This April, the Canadian government itself registered public alarm about the erosion of civil rights in Thailand, including expanded policing powers given to the Thai military and the practice of sending regime critics such as journalists, academics and politicians to "attitude adjustment" detention-camp sessions.

"Canada also wishes to reiterate our significant concerns regarding the military government's restrictions on basic civil and political rights, including the Thai government's stated intention to expand its use of attitude adjustment as a means to intimidate political opponents and activists," the embassy of Canada said in an April statement.

Critics say Canadians deserve to be given notice of military exports that are contentious enough they require the minister's personal decision.

"Ottawa's promises of greater rigour and transparency around military export controls do not seem to be reflected in its handling of the Thai and Saudi deals," said Cesar Jaramillo, executive director of Project Ploughshares, a disarmament group that is an agency of the Canadian Council of Churches and tracks arms shipments.

"Ottawa is using an overly broad interpretation of commercial confidentiality as a catch-all ‎excuse to justify the sort of secrecy that has now become routine in regards to Canadian military exports … and once again the public interest in knowing whether Canada's economic well-being is tied to the suppression of human rights elsewhere has been trumped by an overstretched understanding of commercial confidentiality."

Amir Attaran, a University of Ottawa professor who challenged Ottawa's withholding of information during the Harper era, said Canadians have a right to know if the government is allowing military shipments to Thailand.

"What's important is not just routine transparency but the quality of transparency. Concealing military-equipment deals where brutal regimes may be aiming to hurt or kill people is extremely low-quality transparency and shameful," Prof. Attaran said.
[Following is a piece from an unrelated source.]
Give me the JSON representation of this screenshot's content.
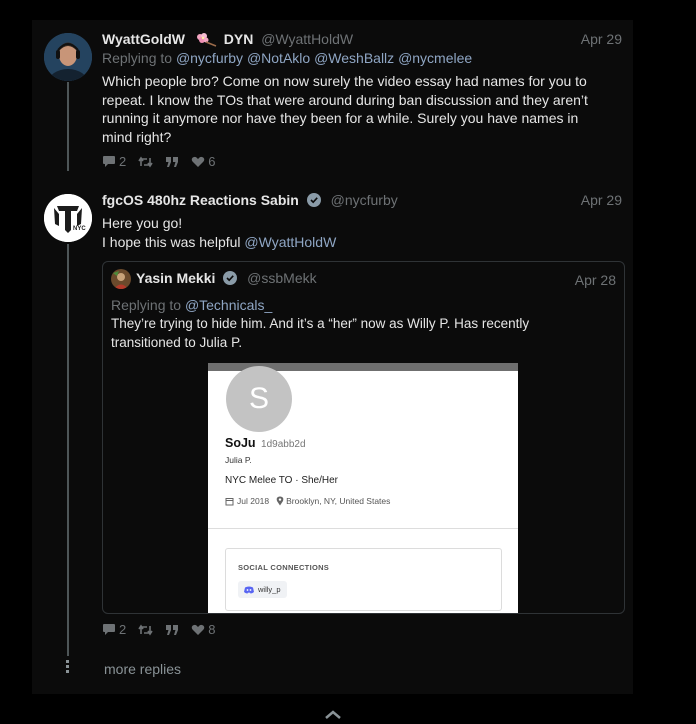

In April, Mr. Dion personally approved export permits for the bulk of the deal with Saudi Arabia, a country notorious for human-rights abuses and one where even Global Affairs' internal report warned of worrisome developments in human rights.

Awarding permits is a vital step in sanctioning Canadian military exports and it's the stage in this country's export-control system where Ottawa is supposed to bring its most stringent scrutiny to bear – and consider, for instance, the state of human rights in Thailand. The decision is not supposed to be affected by whether a contract is already signed. It amounts to a judgment call by the Canadian government that there is no reasonable risk the exports will be used to commit human-rights violations.

In the Saudi transaction, details of Mr. Dion's export-permit decision were made public – but only because the government was forced to disclose the relevant documents in response to a Canadian legal challenge of the combat-vehicle deal with Riyadh. University of Montreal professor Daniel Turp had filed a lawsuit challenging Ottawa's decision to allow the transaction.

Mr. Dion's office calls disclosure in the Saudi case an "exception" that was prompted by "the application for judicial review" filed by Prof. Turp.